Family therapist Tracy Wikander states that over the years in her profession she has seen many couples that want more s*xual intimacy in their relationships. She says that her husband’s profession as a relationship coach has opened her eyes to see that couple’s approach intimacy in different ways. One partner may want to be close to the other emotionally before they go jumping into bed with the other while the other feels that to be close you need to have that contact first. One of the biggest problems with this is that the couple may interpret each other’s feelings differently and cause an even bigger disconnect. One may think that the other is just trying to sleep with them while the other person is using s*x as a way of connecting with their partner.
Wikander says that there are four steps that you can take to get the intimacy back on track without a disconnect with emotions:
1. Communicate with your partner. Let them know how you feel about intimacy and being physical and get the conversation started. This way you know what the other person is thinking and feeling.
2. There are going to be differences in the way that you both gain intimacy. One may gain it through s*x, one may gain it through romantic gestures. This doesn’t mean that one person is right or wrong, it just means that you will need to communicate with each other. You will need to respect your partner’s way of being intimate or else the relationship will slowly dissolve.

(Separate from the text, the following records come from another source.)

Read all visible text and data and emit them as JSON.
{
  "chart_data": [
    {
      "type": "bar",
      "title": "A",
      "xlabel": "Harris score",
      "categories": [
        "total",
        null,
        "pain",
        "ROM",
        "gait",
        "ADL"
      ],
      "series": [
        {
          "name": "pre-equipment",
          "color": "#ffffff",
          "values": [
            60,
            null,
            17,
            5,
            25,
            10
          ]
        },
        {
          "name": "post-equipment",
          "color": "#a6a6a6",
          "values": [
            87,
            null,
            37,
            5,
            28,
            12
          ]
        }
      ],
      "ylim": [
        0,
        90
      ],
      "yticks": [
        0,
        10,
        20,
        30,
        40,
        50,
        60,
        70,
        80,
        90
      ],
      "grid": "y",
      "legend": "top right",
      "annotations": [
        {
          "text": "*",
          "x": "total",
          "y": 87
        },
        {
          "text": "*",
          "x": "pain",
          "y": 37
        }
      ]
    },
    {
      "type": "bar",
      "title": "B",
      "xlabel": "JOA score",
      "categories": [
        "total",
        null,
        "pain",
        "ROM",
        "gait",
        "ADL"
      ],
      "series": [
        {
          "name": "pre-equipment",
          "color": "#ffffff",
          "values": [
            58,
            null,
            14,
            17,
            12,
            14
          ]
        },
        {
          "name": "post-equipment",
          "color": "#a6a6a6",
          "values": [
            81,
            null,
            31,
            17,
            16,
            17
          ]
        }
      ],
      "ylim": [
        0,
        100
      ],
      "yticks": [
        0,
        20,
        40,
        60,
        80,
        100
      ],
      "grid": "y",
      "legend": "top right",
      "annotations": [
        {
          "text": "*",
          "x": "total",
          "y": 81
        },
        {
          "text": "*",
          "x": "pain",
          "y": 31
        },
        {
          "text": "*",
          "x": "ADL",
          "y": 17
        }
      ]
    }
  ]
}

3. Get a different perspective on their approach. For example if your husband comes up to you randomly and kisses you with a lot of passion, instead of automatically thinking that all he wants is to get into bed, think instead that maybe he is looking for a way to connect with you. Or if your partner rejects advances for s*x don’t think of it as rejecting you, think of it as wanting to take things slowly so that they can open up to you.
4. Don’t discard your partner’s method of gaining intimacy. They express themselves in a different way than you do which means that you will need to allow yourself to do it their way every now and then. Keeping the communication going will help with this and will help you both to understand where the other is coming from.